Novell’s Directory Services Strategy Focuses on UDDI Security

New directory server touts secure identity management for key Web services standard.

• By Matt Migliore
• 12/18/2002

Project Destiny, Novell’s roadmap for its directory releases, was officially announced in July. Through 2003, the program is expected to bring to market directory services that feature support for: using XML and SOAP (Simple Object Access Protocol); building flexible relationships within a directory; defining policy inherently within a service; and federating trust through SAML (Simple Assertion Markup Language) and the Liberty Alliance specification for single sign-on.

Nsure UDDI Server focuses on the management and security of identities in UDDI (Universal Description, Discovery and Integration) repositories. The key advantage of the server is that it allows users to attach authentication and authorization information directly to identities stored in a UDDI directory.

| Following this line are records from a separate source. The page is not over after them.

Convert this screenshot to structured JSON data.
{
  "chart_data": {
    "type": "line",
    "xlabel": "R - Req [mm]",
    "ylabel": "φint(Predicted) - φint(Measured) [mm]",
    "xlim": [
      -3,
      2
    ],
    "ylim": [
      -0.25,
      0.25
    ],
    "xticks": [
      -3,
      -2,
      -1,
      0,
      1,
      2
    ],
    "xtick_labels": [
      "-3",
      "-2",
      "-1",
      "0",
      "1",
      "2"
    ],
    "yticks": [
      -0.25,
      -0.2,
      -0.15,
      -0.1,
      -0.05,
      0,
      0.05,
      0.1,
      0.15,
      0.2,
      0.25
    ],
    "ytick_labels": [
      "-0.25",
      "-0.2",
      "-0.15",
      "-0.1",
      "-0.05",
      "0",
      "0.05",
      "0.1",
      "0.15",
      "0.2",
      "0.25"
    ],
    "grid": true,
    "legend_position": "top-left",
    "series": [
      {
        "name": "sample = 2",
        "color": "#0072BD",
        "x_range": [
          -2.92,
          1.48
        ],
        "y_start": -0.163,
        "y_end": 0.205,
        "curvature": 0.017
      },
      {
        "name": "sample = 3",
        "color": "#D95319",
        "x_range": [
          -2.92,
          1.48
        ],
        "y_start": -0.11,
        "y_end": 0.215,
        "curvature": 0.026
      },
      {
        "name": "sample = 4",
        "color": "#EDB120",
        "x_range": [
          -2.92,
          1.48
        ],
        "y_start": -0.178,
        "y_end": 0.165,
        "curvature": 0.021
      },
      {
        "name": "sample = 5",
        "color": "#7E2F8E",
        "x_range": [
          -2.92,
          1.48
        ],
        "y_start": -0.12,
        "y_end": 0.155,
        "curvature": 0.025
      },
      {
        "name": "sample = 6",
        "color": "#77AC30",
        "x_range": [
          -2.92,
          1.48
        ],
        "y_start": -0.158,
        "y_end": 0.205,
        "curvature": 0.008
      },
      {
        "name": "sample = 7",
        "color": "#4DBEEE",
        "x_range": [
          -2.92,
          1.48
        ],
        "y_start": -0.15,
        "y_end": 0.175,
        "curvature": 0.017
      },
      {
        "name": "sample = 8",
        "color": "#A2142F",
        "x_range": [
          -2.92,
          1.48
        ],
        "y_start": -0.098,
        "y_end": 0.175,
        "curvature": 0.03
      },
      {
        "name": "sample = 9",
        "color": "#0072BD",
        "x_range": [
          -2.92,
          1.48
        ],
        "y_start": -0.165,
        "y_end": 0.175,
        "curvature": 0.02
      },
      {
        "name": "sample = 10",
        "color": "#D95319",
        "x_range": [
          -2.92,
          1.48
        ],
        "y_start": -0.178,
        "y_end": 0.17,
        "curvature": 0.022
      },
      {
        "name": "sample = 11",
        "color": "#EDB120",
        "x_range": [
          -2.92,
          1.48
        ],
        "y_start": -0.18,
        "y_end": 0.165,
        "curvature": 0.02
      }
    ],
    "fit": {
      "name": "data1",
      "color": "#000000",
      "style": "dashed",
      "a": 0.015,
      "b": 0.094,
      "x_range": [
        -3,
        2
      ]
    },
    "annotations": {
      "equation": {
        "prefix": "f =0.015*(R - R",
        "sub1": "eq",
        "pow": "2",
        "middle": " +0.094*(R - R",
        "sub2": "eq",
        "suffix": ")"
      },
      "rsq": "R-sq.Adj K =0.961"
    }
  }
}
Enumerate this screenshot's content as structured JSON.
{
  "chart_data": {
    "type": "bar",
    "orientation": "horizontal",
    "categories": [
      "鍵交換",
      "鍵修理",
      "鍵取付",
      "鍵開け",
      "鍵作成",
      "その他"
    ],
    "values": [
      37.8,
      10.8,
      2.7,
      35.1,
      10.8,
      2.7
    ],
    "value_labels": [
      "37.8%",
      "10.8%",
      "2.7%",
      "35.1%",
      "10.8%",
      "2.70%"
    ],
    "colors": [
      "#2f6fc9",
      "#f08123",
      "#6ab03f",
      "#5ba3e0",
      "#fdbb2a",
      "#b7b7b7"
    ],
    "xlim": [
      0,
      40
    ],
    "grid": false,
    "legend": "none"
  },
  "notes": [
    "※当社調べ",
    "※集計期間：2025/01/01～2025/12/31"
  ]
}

For developers, the ability to apply access controls within a UDDI repository means a single database can be used to both secure and manage identities. This is a marked improvement over common methods used today, as security and management of UDDI identities typically require two different databases because the current version of the UDDI specification (version 3.0) does not have adequate provisions for securing and managing registered services.

“You talk to any customer today and they’re going to tell you that Web services is their strategic direction,” says Justin Taylor, chief strategist of directory services for Novell. “But the problem is, they’re not quite sure what, exactly, that means yet.”

According to Taylor, uptake for the Web services concept as a whole—and UDDI especially—has been somewhat slower than originally expected due to several user concerns. He says that since the UDDI specification is in the early stages of development, enterprises have been a bit hesitant to implement it in a live environment. Also, says Taylor, security and the methods for accessing services listed in a UDDI repository remain big question marks for users.

With its new UDDI server, Novell is hoping to eliminate some of the worry customers have in regard to security. eDirectory, Novell’s popular identity management platform on which the server is based, features role-based administration, advanced password and certificate login, SSL encryption, public/private key encryption, SAS (Secure Authentication Services), smart cards, and X.509v3 certificates.

Currently, Taylor says Novell is working with a number of customers on deploying the Nsure UDDI Server internally. However, he says, none of them expose their UDDI repositories to business partners or customers yet. “We do have customers saying that they plan on rolling [UDDI] out externally, but what they’re really waiting for is for the Web services environment as a whole to mature.”

In a recent conversation with Security Strategies, Uttam Narsu, a vice president with the XML Web services team at Giga Information Group Inc., indicated it may take some time for UDDI to achieve widespread use outside the firewall. Narsu says that while UDDI may be capable of facilitating external integration between Web services, the people aren’t ready for it. “The technology barriers for adoption of Web services are being overcome. The human barriers aren’t.”